Le gouvernement doit surtout veiller à ce que les réformes ne se font pas sur fond de tension sociale. Néanmoins, la priorité reste la relance de la croissance et de l’emploi sur des bases solides. La prospérité économique et sociale d’un pays qui perd graduellement toutes ses protections commerciales sur les marchés d’exportation doit se bâtir sur des fondations nouvelles.
Le budget de Rama Sithanen dessine les contours du nouveau modèle de croissance. D’abord, le gouvernement préconise des améliorations en profondeur à la facilitation de l’investissement.
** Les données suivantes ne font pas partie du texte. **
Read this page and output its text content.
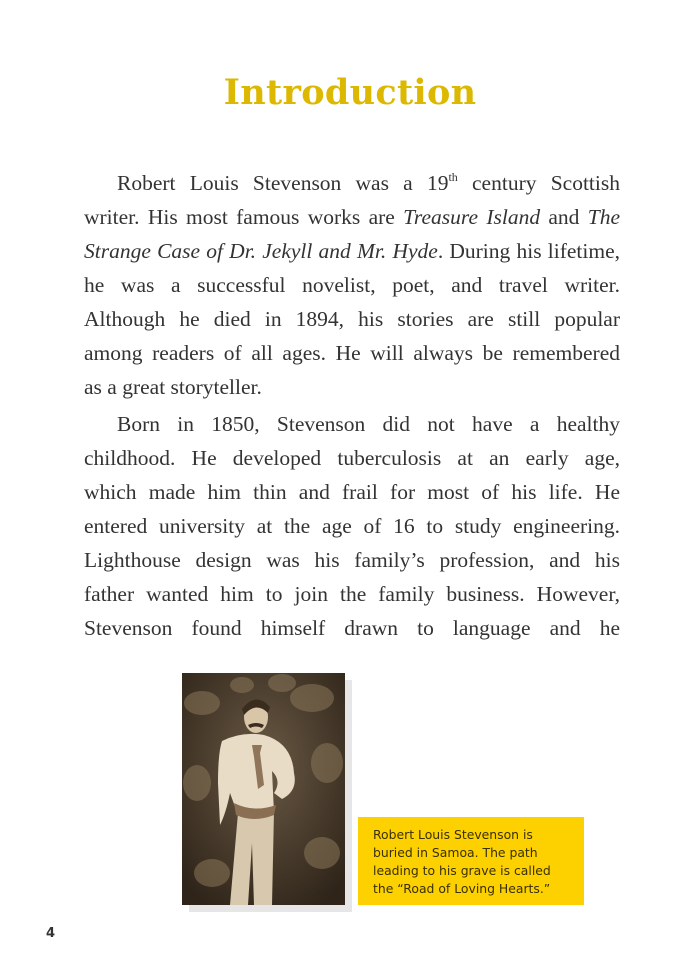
Introduction
Robert Louis Stevenson was a 19th century Scottish
writer. His most famous works are Treasure Island and The
Strange Case of Dr. Jekyll and Mr. Hyde. During his lifetime,
he was a successful novelist, poet, and travel writer.
Although he died in 1894, his stories are still popular
among readers of all ages. He will always be remembered
as a great storyteller.
Born in 1850, Stevenson did not have a healthy
childhood. He developed tuberculosis at an early age,
which made him thin and frail for most of his life. He
entered university at the age of 16 to study engineering.
Lighthouse design was his family’s profession, and his
father wanted him to join the family business. However,
Stevenson found himself drawn to language and he
Robert Louis Stevenson is buried in Samoa. The path leading to his grave is called the “Road of Loving Hearts.”
4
Moins de barrières administratives, légaux et autres à l’entrepreneuriat veut dire plus de richesses générées et plus de jobs créés, moyennant des opportunités d’affaires profitables.
Dans le dernier baromètre de Pluriconseil-“l’express”, les analystes économiques disent leur appréciation des mesures prises pour rendre le business plus facile et pour favoriser l’ouverture de l’économie à divers niveaux. Certains suggèrent que le gouvernement doit poursuivre dans la même direction lors de ses prochains budgets.
Mais rendre l’investissement plus aisé ne suffit pas. Les opérateurs locaux et étrangers ne viendront pas à Maurice seulement parce qu’il y est plus facile de faire des affaires. Il faut leur présenter des opportunités qu’ils pourront explorer de manière plus profitable qu’ils n’auraient réalisé ailleurs. Il faudrait pour cela, réunir les conditions compétitives favorables au sein de l’économie.
La dérégulation de l’emploi encouragera l’émergence d’une main-d’œuvre agile, polyvalente et plus productive. Il faut d’autres mesures pour aiguiser le “edge” de Maurice par rapport à la concurrence étrangère tant au niveau des investissements qu’au niveau des marchés.
Pour l’immédiat, le grand défi de Rama Sithanen demeure la mise en pratique de sa feuille de route. Le “delivery” des programmes exigera des ressources institutionnelles importantes. Le Board of Investment, Enterprise Mauritius et les autres agences de support et de promotion sont mis à rude épreuve. La réussite du plan de restructuration et de diversification économique sera largement compromise si ces organismes échouent dans leurs tâches de traduire les intentions du gouvernement dans les faits.